[フィギュアスケート]千葉百音、ミラノオリンピック出場決定! 気迫のフリーで銅メダル獲得/全日本選手権女子FS

フィギュアスケート

全日本選手権女子FS 12月21日 国立代々木競技場第一体育館

 2025年の全日本選手権、最終種目は女子フリースケーティング(FS)。オリンピック出場をかけた大舞台で、選手たちの熱い戦いが繰り広げられた。早大から出場した千葉百音(木下グループ/人通2=宮城・東北高校)はショートプログラム(SP)、FSともにミスなく演技をまとめ、銅メダルを獲得。その後日本スケート連盟より、2026年に開催されるミラノオリンピック代表に選出されたことが発表された。

フリー『ロミオとジュリエット』を演じる千葉

  昨シーズンの世界選手権では銅メダル、今シーズンはグランプリシリーズ2連勝と実績を積み重ね、オリンピック代表の有力候補と位置づけられた。一方で全日本の2週間前に行われたグランプリファイナルでは5位に沈み涙を流すなど、困難にも直面した。多くの期待とプレッシャーを背負って立った大舞台。「全身全霊でいくしかない」と強い覚悟をもって臨んだ。19日に行われたショートプログラム(SP)ではノーミスの演技で4位に。「最後まで自分を信じて滑り切りたい」と語ったSPから中一日、運命のFSを迎えた。

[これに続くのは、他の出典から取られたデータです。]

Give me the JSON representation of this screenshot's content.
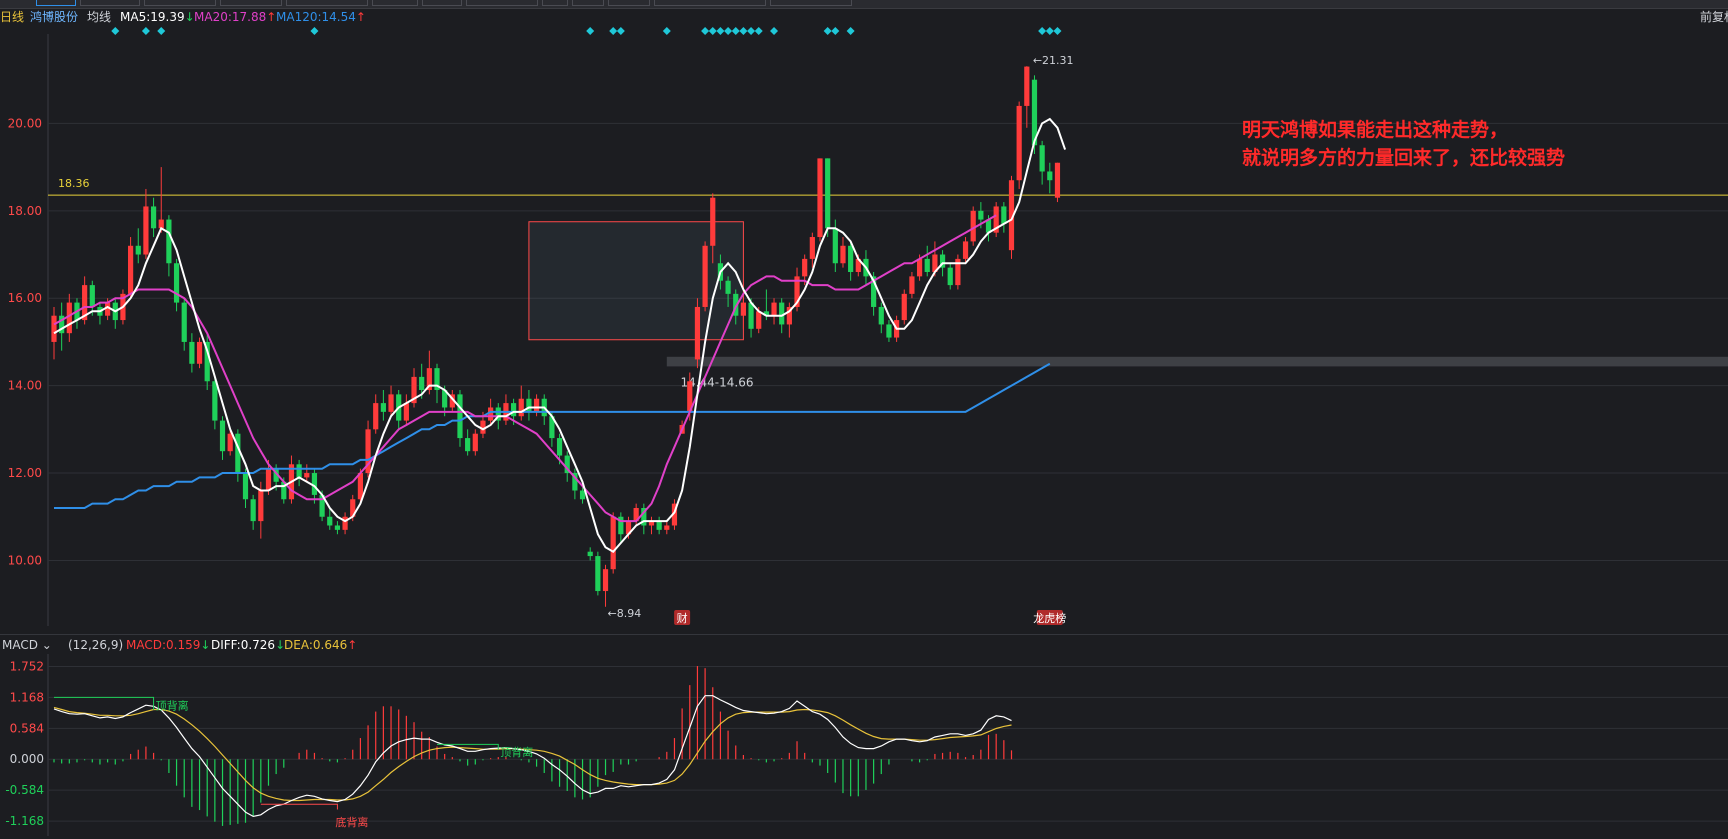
{
  "header": {
    "period": "日线",
    "stock_name": "鸿博股份",
    "avg_line": "均线",
    "ma5": "MA5:19.39",
    "ma20": "MA20:17.88",
    "ma120": "MA120:14.54",
    "ma5_arrow": "↓",
    "ma20_arrow": "↑",
    "ma120_arrow": "↑",
    "right_label": "前复权"
  },
  "colors": {
    "up": "#ff3b3b",
    "down": "#1fd05a",
    "ma5": "#ffffff",
    "ma20": "#e040c8",
    "ma120": "#2f8fe8",
    "ref_line": "#e8d23a",
    "dea": "#e8c23a",
    "diff": "#ffffff",
    "marker": "#1fc8d8"
  },
  "annotations": {
    "line1": "明天鸿博如果能走出这种走势，",
    "line2": "就说明多方的力量回来了，还比较强势",
    "ref_price": "18.36",
    "high_label": "←21.31",
    "low_label": "←8.94",
    "range_label": "14.44-14.66",
    "badge_fin": "财",
    "badge_list": "龙虎榜",
    "top_div": "顶背离",
    "bottom_div": "底背离"
  },
  "macd": {
    "name": "MACD",
    "params": "(12,26,9)",
    "macd_value": "MACD:0.159",
    "macd_arrow": "↓",
    "diff_value": "DIFF:0.726",
    "diff_arrow": "↓",
    "dea_value": "DEA:0.646",
    "dea_arrow": "↑"
  },
  "chart_data": {
    "type": "candlestick",
    "price_axis": {
      "min": 8.5,
      "max": 22.0,
      "ticks": [
        "10.00",
        "12.00",
        "14.00",
        "16.00",
        "18.00",
        "20.00"
      ]
    },
    "macd_axis": {
      "min": -1.45,
      "max": 1.95,
      "ticks": [
        "1.752",
        "1.168",
        "0.584",
        "0.000",
        "-0.584",
        "-1.168"
      ]
    },
    "reference_line": 18.36,
    "box": {
      "from": 62,
      "to": 90,
      "low": 15.05,
      "high": 17.75
    },
    "band": {
      "low": 14.44,
      "high": 14.66
    },
    "candles": [
      [
        15.0,
        15.6,
        15.8,
        14.6
      ],
      [
        15.6,
        15.2,
        15.9,
        14.8
      ],
      [
        15.2,
        15.9,
        16.1,
        15.0
      ],
      [
        15.9,
        15.5,
        16.0,
        15.3
      ],
      [
        15.5,
        16.3,
        16.5,
        15.4
      ],
      [
        16.3,
        15.8,
        16.4,
        15.6
      ],
      [
        15.8,
        15.6,
        15.9,
        15.4
      ],
      [
        15.6,
        15.9,
        16.0,
        15.5
      ],
      [
        15.9,
        15.5,
        16.0,
        15.3
      ],
      [
        15.5,
        16.1,
        16.2,
        15.4
      ],
      [
        16.1,
        17.2,
        17.4,
        16.0
      ],
      [
        17.2,
        17.0,
        17.6,
        16.8
      ],
      [
        17.0,
        18.1,
        18.5,
        16.9
      ],
      [
        18.1,
        17.6,
        18.3,
        17.4
      ],
      [
        17.6,
        17.8,
        19.0,
        17.5
      ],
      [
        17.8,
        16.8,
        17.9,
        16.5
      ],
      [
        16.8,
        15.9,
        16.9,
        15.7
      ],
      [
        15.9,
        15.0,
        16.0,
        14.8
      ],
      [
        15.0,
        14.5,
        15.2,
        14.3
      ],
      [
        14.5,
        15.0,
        15.1,
        14.4
      ],
      [
        15.0,
        14.1,
        15.2,
        13.9
      ],
      [
        14.1,
        13.2,
        14.2,
        13.0
      ],
      [
        13.2,
        12.5,
        13.3,
        12.3
      ],
      [
        12.5,
        12.9,
        13.0,
        12.4
      ],
      [
        12.9,
        12.0,
        13.0,
        11.8
      ],
      [
        12.0,
        11.4,
        12.1,
        11.2
      ],
      [
        11.4,
        10.9,
        11.5,
        10.7
      ],
      [
        10.9,
        11.6,
        11.8,
        10.5
      ],
      [
        11.6,
        12.1,
        12.3,
        11.5
      ],
      [
        12.1,
        11.8,
        12.2,
        11.6
      ],
      [
        11.8,
        11.4,
        11.9,
        11.3
      ],
      [
        11.4,
        12.2,
        12.4,
        11.3
      ],
      [
        12.2,
        11.9,
        12.3,
        11.7
      ],
      [
        11.9,
        12.0,
        12.2,
        11.8
      ],
      [
        12.0,
        11.5,
        12.1,
        11.3
      ],
      [
        11.5,
        11.0,
        11.6,
        10.9
      ],
      [
        11.0,
        10.8,
        11.2,
        10.7
      ],
      [
        10.8,
        10.7,
        10.9,
        10.6
      ],
      [
        10.7,
        11.0,
        11.1,
        10.6
      ],
      [
        11.0,
        11.4,
        11.5,
        10.9
      ],
      [
        11.4,
        12.0,
        12.1,
        11.3
      ],
      [
        12.0,
        13.0,
        13.2,
        11.9
      ],
      [
        13.0,
        13.6,
        13.8,
        12.9
      ],
      [
        13.6,
        13.4,
        13.9,
        13.2
      ],
      [
        13.4,
        13.8,
        14.0,
        13.3
      ],
      [
        13.8,
        13.2,
        13.9,
        13.0
      ],
      [
        13.2,
        13.6,
        13.8,
        13.1
      ],
      [
        13.6,
        14.2,
        14.4,
        13.5
      ],
      [
        14.2,
        13.9,
        14.5,
        13.7
      ],
      [
        13.9,
        14.4,
        14.8,
        13.8
      ],
      [
        14.4,
        13.9,
        14.5,
        13.6
      ],
      [
        13.9,
        13.5,
        14.0,
        13.3
      ],
      [
        13.5,
        13.8,
        13.9,
        13.4
      ],
      [
        13.8,
        12.8,
        13.9,
        12.6
      ],
      [
        12.8,
        12.5,
        13.0,
        12.4
      ],
      [
        12.5,
        12.9,
        13.0,
        12.4
      ],
      [
        12.9,
        13.2,
        13.4,
        12.8
      ],
      [
        13.2,
        13.5,
        13.7,
        13.1
      ],
      [
        13.5,
        13.2,
        13.6,
        13.0
      ],
      [
        13.2,
        13.6,
        13.8,
        13.1
      ],
      [
        13.6,
        13.3,
        13.7,
        13.1
      ],
      [
        13.3,
        13.7,
        14.0,
        13.2
      ],
      [
        13.7,
        13.4,
        13.9,
        13.2
      ],
      [
        13.4,
        13.7,
        13.8,
        13.3
      ],
      [
        13.7,
        13.3,
        13.8,
        13.1
      ],
      [
        13.3,
        12.8,
        13.4,
        12.6
      ],
      [
        12.8,
        12.4,
        12.9,
        12.2
      ],
      [
        12.4,
        12.0,
        12.5,
        11.8
      ],
      [
        12.0,
        11.6,
        12.1,
        11.4
      ],
      [
        11.6,
        11.4,
        11.7,
        11.3
      ],
      [
        10.2,
        10.1,
        10.3,
        10.0
      ],
      [
        10.1,
        9.3,
        10.2,
        9.2
      ],
      [
        9.3,
        9.8,
        9.9,
        8.94
      ],
      [
        9.8,
        11.0,
        11.1,
        9.7
      ],
      [
        11.0,
        10.6,
        11.1,
        10.4
      ],
      [
        10.6,
        10.9,
        11.0,
        10.5
      ],
      [
        10.9,
        11.2,
        11.3,
        10.8
      ],
      [
        11.2,
        10.8,
        11.3,
        10.6
      ],
      [
        10.8,
        10.9,
        11.0,
        10.6
      ],
      [
        10.9,
        10.7,
        11.0,
        10.6
      ],
      [
        10.7,
        10.8,
        10.9,
        10.6
      ],
      [
        10.8,
        11.3,
        11.4,
        10.7
      ],
      [
        12.9,
        13.1,
        13.2,
        12.9
      ],
      [
        13.4,
        14.1,
        14.3,
        13.2
      ],
      [
        14.6,
        15.8,
        16.0,
        14.4
      ],
      [
        15.8,
        17.2,
        17.3,
        15.7
      ],
      [
        17.2,
        18.3,
        18.4,
        16.8
      ],
      [
        16.8,
        16.4,
        17.0,
        16.2
      ],
      [
        16.4,
        16.1,
        16.5,
        15.8
      ],
      [
        16.1,
        15.6,
        16.2,
        15.4
      ],
      [
        15.6,
        15.9,
        16.0,
        15.3
      ],
      [
        15.9,
        15.3,
        16.0,
        15.1
      ],
      [
        15.3,
        15.7,
        15.8,
        15.2
      ],
      [
        15.7,
        15.6,
        16.2,
        15.5
      ],
      [
        15.6,
        15.9,
        16.0,
        15.4
      ],
      [
        15.9,
        15.4,
        16.0,
        15.2
      ],
      [
        15.4,
        15.8,
        15.9,
        15.1
      ],
      [
        15.8,
        16.5,
        16.7,
        15.7
      ],
      [
        16.5,
        16.9,
        17.0,
        16.3
      ],
      [
        16.9,
        17.4,
        17.5,
        16.7
      ],
      [
        17.4,
        19.2,
        19.2,
        17.3
      ],
      [
        19.2,
        17.6,
        19.2,
        17.4
      ],
      [
        17.6,
        16.8,
        17.8,
        16.6
      ],
      [
        16.8,
        17.2,
        17.4,
        16.7
      ],
      [
        17.2,
        16.6,
        17.3,
        16.4
      ],
      [
        16.6,
        16.9,
        17.0,
        16.5
      ],
      [
        16.9,
        16.5,
        17.1,
        16.3
      ],
      [
        16.5,
        15.8,
        16.6,
        15.6
      ],
      [
        15.8,
        15.4,
        15.9,
        15.2
      ],
      [
        15.4,
        15.1,
        15.5,
        15.0
      ],
      [
        15.1,
        15.5,
        15.6,
        15.0
      ],
      [
        15.5,
        16.1,
        16.2,
        15.4
      ],
      [
        16.1,
        16.5,
        16.6,
        16.0
      ],
      [
        16.5,
        16.9,
        17.0,
        16.4
      ],
      [
        16.9,
        16.6,
        17.2,
        16.5
      ],
      [
        16.6,
        17.0,
        17.3,
        16.5
      ],
      [
        17.0,
        16.7,
        17.1,
        16.5
      ],
      [
        16.7,
        16.3,
        16.8,
        16.2
      ],
      [
        16.3,
        16.9,
        17.0,
        16.2
      ],
      [
        16.9,
        17.3,
        17.4,
        16.8
      ],
      [
        17.3,
        18.0,
        18.1,
        17.2
      ],
      [
        18.0,
        17.8,
        18.2,
        17.6
      ],
      [
        17.8,
        17.5,
        17.9,
        17.3
      ],
      [
        17.5,
        18.1,
        18.2,
        17.4
      ],
      [
        18.1,
        17.7,
        18.2,
        17.5
      ],
      [
        17.1,
        18.7,
        18.8,
        16.9
      ],
      [
        18.7,
        20.4,
        20.5,
        18.5
      ],
      [
        20.4,
        21.3,
        21.31,
        19.9
      ],
      [
        21.0,
        19.5,
        21.1,
        19.3
      ],
      [
        19.5,
        18.9,
        19.6,
        18.6
      ],
      [
        18.9,
        18.7,
        19.1,
        18.4
      ],
      [
        18.3,
        19.1,
        19.1,
        18.2
      ]
    ],
    "ma5": [
      15.2,
      15.3,
      15.4,
      15.5,
      15.6,
      15.7,
      15.7,
      15.8,
      15.7,
      15.8,
      16.0,
      16.3,
      16.8,
      17.2,
      17.6,
      17.5,
      17.1,
      16.5,
      15.9,
      15.3,
      14.8,
      14.2,
      13.6,
      13.0,
      12.6,
      12.2,
      11.7,
      11.6,
      11.6,
      11.7,
      11.7,
      11.8,
      11.9,
      11.8,
      11.7,
      11.5,
      11.2,
      11.0,
      10.9,
      11.0,
      11.3,
      11.8,
      12.4,
      12.9,
      13.3,
      13.5,
      13.6,
      13.7,
      13.8,
      14.0,
      14.0,
      13.9,
      13.7,
      13.5,
      13.3,
      13.1,
      13.0,
      13.1,
      13.3,
      13.3,
      13.4,
      13.4,
      13.5,
      13.5,
      13.5,
      13.3,
      13.0,
      12.6,
      12.2,
      11.8,
      11.2,
      10.6,
      10.3,
      10.2,
      10.4,
      10.6,
      10.8,
      10.9,
      10.9,
      10.9,
      10.9,
      11.1,
      11.6,
      12.6,
      13.8,
      15.0,
      16.0,
      16.6,
      16.8,
      16.6,
      16.2,
      15.9,
      15.7,
      15.6,
      15.6,
      15.6,
      15.7,
      15.9,
      16.2,
      16.6,
      17.2,
      17.6,
      17.6,
      17.5,
      17.3,
      16.9,
      16.7,
      16.4,
      16.0,
      15.6,
      15.3,
      15.3,
      15.5,
      15.9,
      16.3,
      16.6,
      16.8,
      16.8,
      16.8,
      16.8,
      17.0,
      17.3,
      17.5,
      17.6,
      17.7,
      17.8,
      18.2,
      18.9,
      19.6,
      20.0,
      20.1,
      19.9,
      19.4
    ],
    "ma20": [
      15.4,
      15.5,
      15.6,
      15.7,
      15.8,
      15.8,
      15.9,
      15.9,
      16.0,
      16.0,
      16.1,
      16.2,
      16.2,
      16.2,
      16.2,
      16.2,
      16.1,
      16.0,
      15.8,
      15.5,
      15.2,
      14.8,
      14.4,
      14.0,
      13.6,
      13.2,
      12.8,
      12.5,
      12.2,
      12.0,
      11.8,
      11.6,
      11.5,
      11.4,
      11.4,
      11.4,
      11.5,
      11.6,
      11.7,
      11.8,
      12.0,
      12.2,
      12.4,
      12.6,
      12.8,
      13.0,
      13.1,
      13.2,
      13.3,
      13.4,
      13.4,
      13.4,
      13.4,
      13.4,
      13.4,
      13.3,
      13.3,
      13.3,
      13.3,
      13.3,
      13.2,
      13.1,
      13.0,
      12.9,
      12.7,
      12.5,
      12.3,
      12.1,
      11.9,
      11.7,
      11.5,
      11.3,
      11.1,
      11.0,
      10.9,
      10.9,
      10.9,
      11.1,
      11.3,
      11.7,
      12.2,
      12.6,
      13.0,
      13.4,
      13.8,
      14.2,
      14.6,
      15.0,
      15.4,
      15.8,
      16.1,
      16.3,
      16.4,
      16.5,
      16.5,
      16.4,
      16.4,
      16.4,
      16.4,
      16.3,
      16.3,
      16.3,
      16.2,
      16.2,
      16.2,
      16.2,
      16.3,
      16.4,
      16.5,
      16.6,
      16.7,
      16.8,
      16.8,
      16.9,
      17.0,
      17.1,
      17.2,
      17.3,
      17.4,
      17.5,
      17.6,
      17.7,
      17.8,
      17.9
    ],
    "ma120": [
      11.2,
      11.2,
      11.2,
      11.2,
      11.2,
      11.3,
      11.3,
      11.3,
      11.4,
      11.4,
      11.5,
      11.6,
      11.6,
      11.7,
      11.7,
      11.7,
      11.8,
      11.8,
      11.8,
      11.9,
      11.9,
      11.9,
      12.0,
      12.0,
      12.0,
      12.0,
      12.0,
      12.1,
      12.1,
      12.1,
      12.1,
      12.1,
      12.1,
      12.1,
      12.1,
      12.1,
      12.2,
      12.2,
      12.2,
      12.2,
      12.3,
      12.3,
      12.4,
      12.5,
      12.6,
      12.7,
      12.8,
      12.9,
      13.0,
      13.0,
      13.1,
      13.1,
      13.2,
      13.2,
      13.3,
      13.3,
      13.3,
      13.4,
      13.4,
      13.4,
      13.4,
      13.4,
      13.4,
      13.4,
      13.4,
      13.4,
      13.4,
      13.4,
      13.4,
      13.4,
      13.4,
      13.4,
      13.4,
      13.4,
      13.4,
      13.4,
      13.4,
      13.4,
      13.4,
      13.4,
      13.4,
      13.4,
      13.4,
      13.4,
      13.4,
      13.4,
      13.4,
      13.4,
      13.4,
      13.4,
      13.4,
      13.4,
      13.4,
      13.4,
      13.4,
      13.4,
      13.4,
      13.4,
      13.4,
      13.4,
      13.4,
      13.4,
      13.4,
      13.4,
      13.4,
      13.4,
      13.4,
      13.4,
      13.4,
      13.4,
      13.4,
      13.4,
      13.4,
      13.4,
      13.4,
      13.4,
      13.4,
      13.4,
      13.4,
      13.4,
      13.5,
      13.6,
      13.7,
      13.8,
      13.9,
      14.0,
      14.1,
      14.2,
      14.3,
      14.4,
      14.5
    ],
    "diff": [
      0.95,
      0.9,
      0.86,
      0.85,
      0.86,
      0.82,
      0.78,
      0.8,
      0.77,
      0.8,
      0.88,
      0.95,
      1.02,
      1.0,
      0.93,
      0.78,
      0.6,
      0.4,
      0.2,
      0.05,
      -0.15,
      -0.35,
      -0.55,
      -0.7,
      -0.85,
      -1.0,
      -1.08,
      -1.05,
      -0.95,
      -0.88,
      -0.85,
      -0.78,
      -0.72,
      -0.68,
      -0.7,
      -0.75,
      -0.78,
      -0.8,
      -0.76,
      -0.66,
      -0.5,
      -0.3,
      -0.05,
      0.12,
      0.25,
      0.33,
      0.37,
      0.4,
      0.38,
      0.38,
      0.32,
      0.27,
      0.25,
      0.2,
      0.15,
      0.15,
      0.18,
      0.2,
      0.21,
      0.22,
      0.2,
      0.18,
      0.15,
      0.1,
      0.02,
      -0.1,
      -0.2,
      -0.32,
      -0.46,
      -0.58,
      -0.65,
      -0.62,
      -0.55,
      -0.55,
      -0.5,
      -0.52,
      -0.5,
      -0.48,
      -0.48,
      -0.45,
      -0.38,
      -0.2,
      0.2,
      0.6,
      1.0,
      1.2,
      1.2,
      1.12,
      1.05,
      0.98,
      0.92,
      0.9,
      0.88,
      0.86,
      0.87,
      0.9,
      0.96,
      1.1,
      1.0,
      0.9,
      0.85,
      0.75,
      0.6,
      0.42,
      0.3,
      0.22,
      0.2,
      0.2,
      0.25,
      0.33,
      0.38,
      0.38,
      0.35,
      0.33,
      0.35,
      0.42,
      0.45,
      0.48,
      0.48,
      0.45,
      0.48,
      0.55,
      0.75,
      0.82,
      0.8,
      0.73
    ],
    "dea": [
      0.98,
      0.94,
      0.9,
      0.88,
      0.87,
      0.85,
      0.83,
      0.83,
      0.82,
      0.82,
      0.83,
      0.86,
      0.9,
      0.94,
      0.94,
      0.91,
      0.85,
      0.76,
      0.65,
      0.53,
      0.39,
      0.24,
      0.08,
      -0.08,
      -0.24,
      -0.4,
      -0.54,
      -0.64,
      -0.7,
      -0.74,
      -0.77,
      -0.78,
      -0.78,
      -0.77,
      -0.76,
      -0.76,
      -0.76,
      -0.77,
      -0.77,
      -0.75,
      -0.7,
      -0.62,
      -0.5,
      -0.38,
      -0.25,
      -0.14,
      -0.04,
      0.05,
      0.12,
      0.17,
      0.2,
      0.22,
      0.23,
      0.22,
      0.21,
      0.2,
      0.19,
      0.19,
      0.19,
      0.2,
      0.2,
      0.19,
      0.18,
      0.17,
      0.15,
      0.11,
      0.06,
      -0.02,
      -0.1,
      -0.2,
      -0.29,
      -0.36,
      -0.4,
      -0.43,
      -0.45,
      -0.47,
      -0.48,
      -0.48,
      -0.48,
      -0.47,
      -0.45,
      -0.4,
      -0.28,
      -0.1,
      0.12,
      0.34,
      0.52,
      0.67,
      0.78,
      0.85,
      0.88,
      0.89,
      0.89,
      0.89,
      0.89,
      0.89,
      0.9,
      0.93,
      0.94,
      0.93,
      0.91,
      0.88,
      0.82,
      0.74,
      0.65,
      0.57,
      0.49,
      0.43,
      0.39,
      0.38,
      0.38,
      0.38,
      0.37,
      0.36,
      0.36,
      0.37,
      0.39,
      0.41,
      0.42,
      0.43,
      0.44,
      0.46,
      0.52,
      0.58,
      0.62,
      0.646
    ]
  }
}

 出番を待つ表情は、緊張感に満ちていた。SPは4位、年齢の規定によりオリンピックの選考基準を満たさないジュニア選手を除けば2位に入っていたものの、前のグループで良い演技が続き、上回るには高得点が求められるプレッシャーのかかる状況だった。それでも、濱田美栄コーチから送られた「自分を信じて」という言葉を胸に、音楽がかかるとパッと笑みを浮かべて滑り出した。

華麗なコレオを披露する千葉

  まずは何度も練習していた冒頭の3回転フリップ+3回転トーループを滑らかに着氷。大きな加点がつくダイナミックなジャンプを決め、勢いに乗った。グランプリファイナルでミスのあった単独の3回転ジャンプも続けて成功。緊張からかやや動きが固く回転不足を取られるジャンプもあったものの、一つひとつ確かめるように丁寧に要素をこなしていく。絶対にオリンピックに出るのだというような、気迫がこもった力強い滑りを会場中が固唾を呑んで見守った。そんな張り詰めた空気の中でも、千葉は心の強さと確かに積み重ねた実力を発揮し、全てのジャンプを予定構成通りにミスなく終了。観客からは歓声が送られ、千葉の顔にも笑みが溢れた。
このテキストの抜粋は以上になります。